Mmm. . . duck and mushroom sauce. . .
Here’s a link to a short story I wrote called “The Misbehaving Mountain”:
http://www.onthepremises.com/issue_05/story_05_4.html
And here’s a link to my other blog, where I talked about the four greatest modern books for children (trying to figure out how the writers made their work so awesome in order to improve mine):
http://felicitybloomfield.wordpress.com/2010/08/03/the-first-ten-pages/
In other news this month’s twittertale, “Peace Hostage” is set in a real historical setting – warring tribes in West Papua (now called Irian Jaya). Papua has literally hundreds of distinct languages, so some Christians have decided to live with various tribes (assuming the tribes want them there), learn their language, and write an alphabet for it. They then teach people to read and write, and they translate the New Testament into that language.
One particular translator, Don Richardson, believes that every culture in the world has redemption analogies – echoes of the Jesus story – hidden inside it. He worked with the Sawi tribe, who valued deceit as a virtue, and was horrified when he translated the bit in the Bible about Judas betraying Jesus through friendship. All the Sawi cheered at such a great act of deception. He tried to talk to them about the idea that deception ruins friendships, but they were unimpressed.
In the meantime, the Sawi fought with other tribes in the area, and the violence was worsening. Don asked the chief repeatedly to stop the fighting, but the chief said Don didn’t know what he was asking.
At last it became so risky that Don and his family decided to leave the area. The chief stopped him, and said he would stop the fighting. That was when Don learned the price of peace – the chief’s son.
Each of the chiefs involved gave up their first-born son into the other chief’s custody. This was the only way to ensure peace. The child was called the peace child. If the peace was broken, the child would be killed.

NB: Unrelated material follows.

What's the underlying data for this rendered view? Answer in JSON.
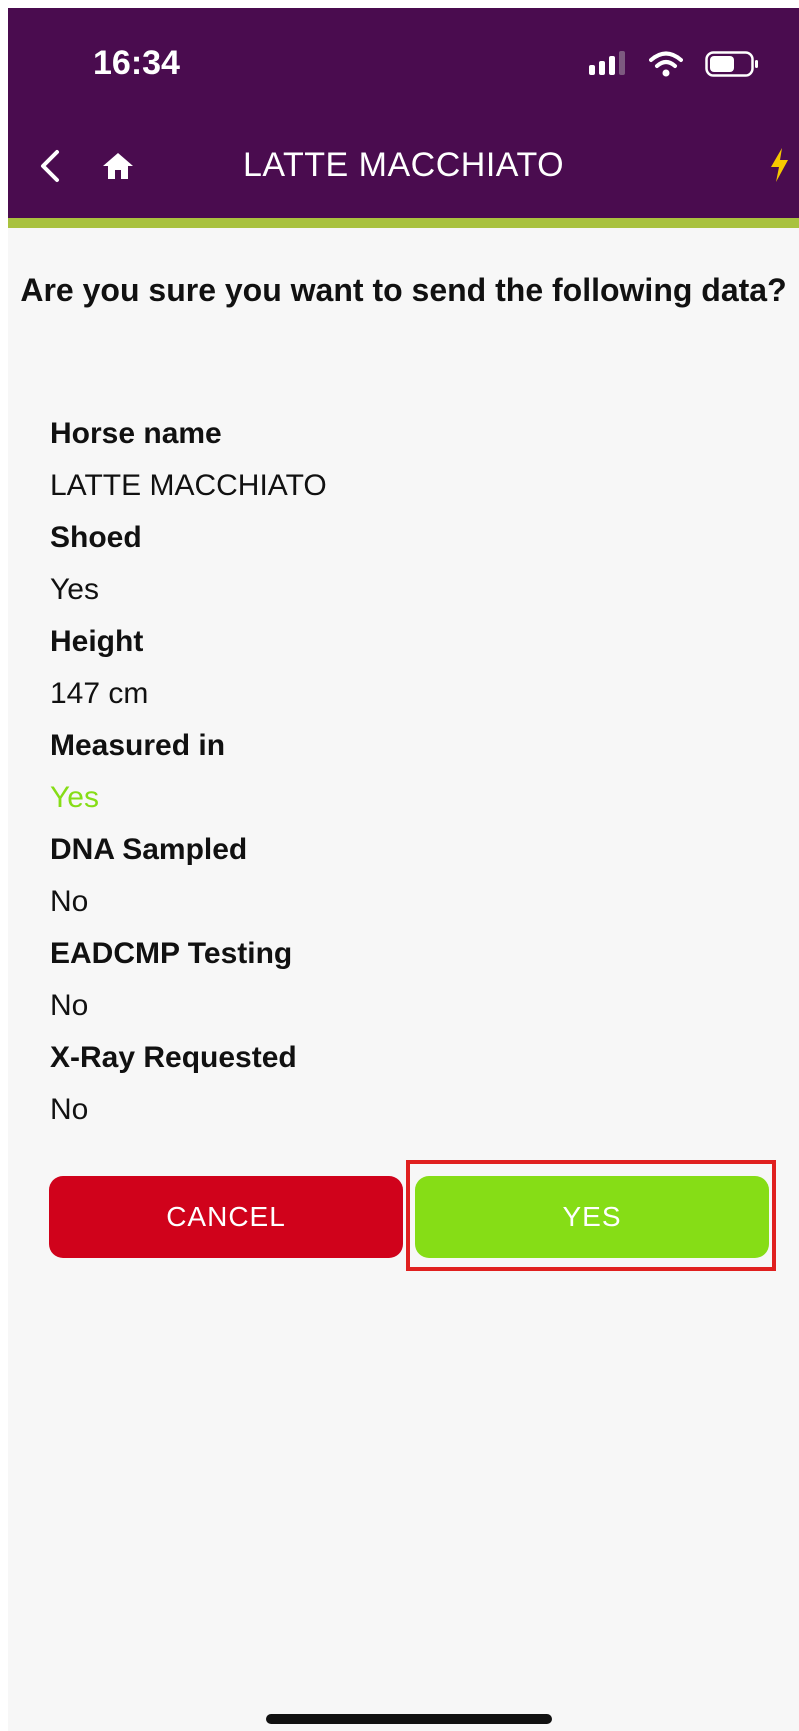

As a Christian, Don immediately saw the peace child as an analogy for Jesus – God’s son coming to live with us, so we could be reconciled to God. When he said as much to the Sawi, they were shocked.
They understood exactly what such a sacrifice meant – and the absolute worst thing a person could do as a Sawi person was to deceive or kill a peace child.
The Sawi tribe is now 70% Christian.
I first heard that story when I was ten years old.